Per chi avesse voglia di leggere un libro in inglese:

http://www.underground-book.com/

Si parla di worm su VMS  :Wink: 

P.S. Io avevo iniziato a leggerlo sul Palm... poi ho avuto urgente bisogno bisogno di spazio sul mio (povero) m100 e così ho eliminato plucker... comuqnue dai primi capitoli merita parecchio!

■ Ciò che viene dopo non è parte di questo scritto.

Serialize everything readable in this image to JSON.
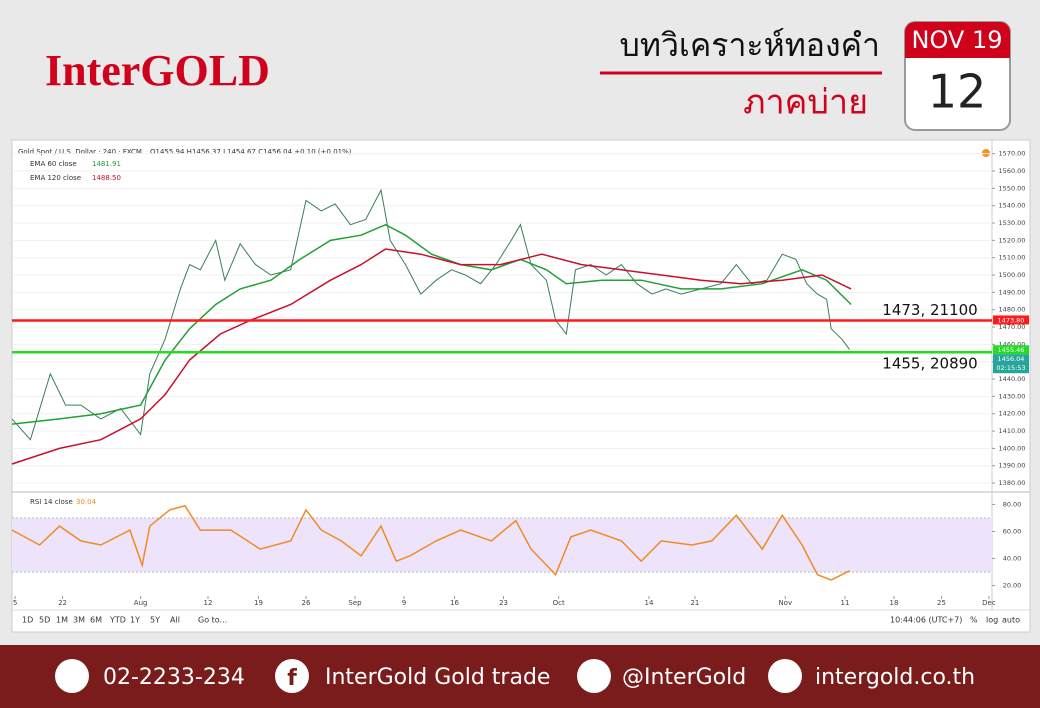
{
  "header": {
    "logo": "InterGOLD",
    "title": "บทวิเคราะห์ทองคำ",
    "subtitle": "ภาคบ่าย",
    "calendar": {
      "month": "NOV 19",
      "day": "12"
    }
  },
  "chart_data": [
    {
      "type": "line",
      "title": "Gold Spot / U.S. Dollar · 240 · FXCM",
      "subtitle": "O1455.94 H1456.37 L1454.67 C1456.04 +0.10 (+0.01%)",
      "xlim": [
        0,
        640
      ],
      "ylim": [
        1376,
        1575
      ],
      "grid": true,
      "yticks": [
        {
          "value": 1380,
          "label": "1380.00"
        },
        {
          "value": 1390,
          "label": "1390.00"
        },
        {
          "value": 1400,
          "label": "1400.00"
        },
        {
          "value": 1410,
          "label": "1410.00"
        },
        {
          "value": 1420,
          "label": "1420.00"
        },
        {
          "value": 1430,
          "label": "1430.00"
        },
        {
          "value": 1440,
          "label": "1440.00"
        },
        {
          "value": 1450,
          "label": "1450.00"
        },
        {
          "value": 1460,
          "label": "1460.00"
        },
        {
          "value": 1470,
          "label": "1470.00"
        },
        {
          "value": 1480,
          "label": "1480.00"
        },
        {
          "value": 1490,
          "label": "1490.00"
        },
        {
          "value": 1500,
          "label": "1500.00"
        },
        {
          "value": 1510,
          "label": "1510.00"
        },
        {
          "value": 1520,
          "label": "1520.00"
        },
        {
          "value": 1530,
          "label": "1530.00"
        },
        {
          "value": 1540,
          "label": "1540.00"
        },
        {
          "value": 1550,
          "label": "1550.00"
        },
        {
          "value": 1560,
          "label": "1560.00"
        },
        {
          "value": 1570,
          "label": "1570.00"
        }
      ],
      "series": [
        {
          "color": "#3a7d5a",
          "x": [
            0,
            12,
            25,
            35,
            45,
            58,
            71,
            84,
            90,
            100,
            110,
            116,
            123,
            133,
            139,
            149,
            159,
            169,
            182,
            192,
            202,
            211,
            221,
            231,
            241,
            247,
            257,
            267,
            277,
            287,
            296,
            306,
            316,
            326,
            332,
            339,
            349,
            355,
            362,
            368,
            378,
            388,
            398,
            408,
            418,
            427,
            437,
            450,
            463,
            473,
            483,
            493,
            503,
            512,
            519,
            526,
            532,
            535,
            542,
            547
          ],
          "values": [
            1417,
            1405,
            1443,
            1425,
            1425,
            1417,
            1423,
            1408,
            1443,
            1463,
            1492,
            1506,
            1503,
            1520,
            1497,
            1518,
            1506,
            1500,
            1503,
            1543,
            1537,
            1541,
            1529,
            1532,
            1549,
            1520,
            1506,
            1489,
            1497,
            1503,
            1500,
            1495,
            1506,
            1520,
            1529,
            1506,
            1497,
            1474,
            1466,
            1503,
            1506,
            1500,
            1506,
            1495,
            1489,
            1492,
            1489,
            1492,
            1495,
            1506,
            1495,
            1497,
            1512,
            1509,
            1495,
            1489,
            1486,
            1469,
            1463,
            1457
          ]
        },
        {
          "name": "EMA 60 close",
          "last_label": "1481.91",
          "color": "#22a033",
          "x": [
            0,
            31,
            58,
            84,
            100,
            116,
            133,
            149,
            169,
            188,
            208,
            228,
            244,
            257,
            274,
            293,
            313,
            332,
            349,
            362,
            385,
            411,
            437,
            463,
            490,
            516,
            532,
            548
          ],
          "values": [
            1414,
            1417,
            1420,
            1425,
            1451,
            1469,
            1483,
            1492,
            1497,
            1509,
            1520,
            1523,
            1529,
            1523,
            1512,
            1506,
            1503,
            1509,
            1503,
            1495,
            1497,
            1497,
            1492,
            1492,
            1495,
            1503,
            1497,
            1483
          ]
        },
        {
          "name": "EMA 120 close",
          "last_label": "1488.50",
          "color": "#c8102e",
          "x": [
            0,
            31,
            58,
            84,
            100,
            116,
            136,
            156,
            182,
            208,
            228,
            244,
            267,
            293,
            319,
            346,
            372,
            398,
            424,
            450,
            476,
            503,
            529,
            548
          ],
          "values": [
            1391,
            1400,
            1405,
            1417,
            1431,
            1451,
            1466,
            1474,
            1483,
            1497,
            1506,
            1515,
            1512,
            1506,
            1506,
            1512,
            1506,
            1503,
            1500,
            1497,
            1495,
            1497,
            1500,
            1492
          ]
        }
      ],
      "levels": [
        {
          "value": 1473.8,
          "tag": "1473.80",
          "label": "1473, 21100",
          "color": "#ff1a1a"
        },
        {
          "value": 1455.46,
          "tag": "1455.46",
          "label": "1455, 20890",
          "color": "#22dd22"
        }
      ],
      "last_price": {
        "value": 1456.04,
        "countdown": "02:15:53",
        "color": "#26a69a"
      }
    },
    {
      "type": "line",
      "xlim": [
        0,
        640
      ],
      "ylim": [
        13,
        87
      ],
      "band": [
        30,
        70
      ],
      "yticks": [
        {
          "value": 80,
          "label": "80.00"
        },
        {
          "value": 60,
          "label": "60.00"
        },
        {
          "value": 40,
          "label": "40.00"
        },
        {
          "value": 20,
          "label": "20.00"
        }
      ],
      "xticks": [
        {
          "value": 2,
          "label": "5"
        },
        {
          "value": 33,
          "label": "22"
        },
        {
          "value": 84,
          "label": "Aug"
        },
        {
          "value": 128,
          "label": "12"
        },
        {
          "value": 161,
          "label": "19"
        },
        {
          "value": 192,
          "label": "26"
        },
        {
          "value": 224,
          "label": "Sep"
        },
        {
          "value": 256,
          "label": "9"
        },
        {
          "value": 289,
          "label": "16"
        },
        {
          "value": 321,
          "label": "23"
        },
        {
          "value": 357,
          "label": "Oct"
        },
        {
          "value": 416,
          "label": "14"
        },
        {
          "value": 446,
          "label": "21"
        },
        {
          "value": 505,
          "label": "Nov"
        },
        {
          "value": 544,
          "label": "11"
        },
        {
          "value": 576,
          "label": "18"
        },
        {
          "value": 607,
          "label": "25"
        },
        {
          "value": 638,
          "label": "Dec"
        }
      ],
      "series": [
        {
          "name": "RSI 14 close",
          "last_label": "30.04",
          "color": "#f08a24",
          "x": [
            0,
            18,
            31,
            45,
            58,
            77,
            85,
            90,
            103,
            113,
            123,
            143,
            162,
            182,
            192,
            202,
            215,
            228,
            241,
            251,
            260,
            277,
            293,
            313,
            329,
            339,
            355,
            365,
            378,
            398,
            411,
            424,
            444,
            457,
            473,
            490,
            503,
            516,
            526,
            535,
            547
          ],
          "values": [
            61,
            50,
            64,
            53,
            50,
            61,
            35,
            64,
            76,
            79,
            61,
            61,
            47,
            53,
            76,
            61,
            53,
            42,
            64,
            38,
            42,
            53,
            61,
            53,
            68,
            47,
            28,
            56,
            61,
            53,
            38,
            53,
            50,
            53,
            72,
            47,
            72,
            50,
            28,
            24,
            31
          ]
        }
      ]
    }
  ],
  "toolbar": {
    "ranges": [
      "1D",
      "5D",
      "1M",
      "3M",
      "6M",
      "YTD",
      "1Y",
      "5Y",
      "All",
      "Go to..."
    ],
    "time": "10:44:06 (UTC+7)",
    "options": [
      "%",
      "log",
      "auto"
    ]
  },
  "footer": {
    "phone": "02-2233-234",
    "facebook": "InterGold Gold trade",
    "line": "@InterGold",
    "web": "intergold.co.th"
  }
}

P.P.S: mettere un tag [OT] nel subject del thred pare brutto?

----------

## pinguinoferoce

thx

cmq non sapevo la storia degli [ot]

----------

## bld

Irag potresti fornire qualche info su questo OS? Io ho letto da qualche parte che vax/vms e' stato usato dai siti *mil piu che altro, e costava parechio al epoca. Ha trovato qualcuno un faq/paper con i comandi analogi di UNIX su VAX? Non so ne anche come fare "ls ; uname -a ; w ; ps auwx; mkdir"  :Razz:  cmq. vedo di documentarmi anche io!! e' molto fico  :Smile: )

----------

## rota

che carini .....  :Cool:   a chuando le nozze   :Question: 

----------

## fedeliallalinea

Ufff... io sono alla ricerca disperata di un processore alpha cosi' ci metto VMS. La mia ex scuola ne aveva diversi ma non sono mai riuscito a stuccarne uno  :Sad: .

----------

## pinguinoferoce

cercalo su e-bay

----------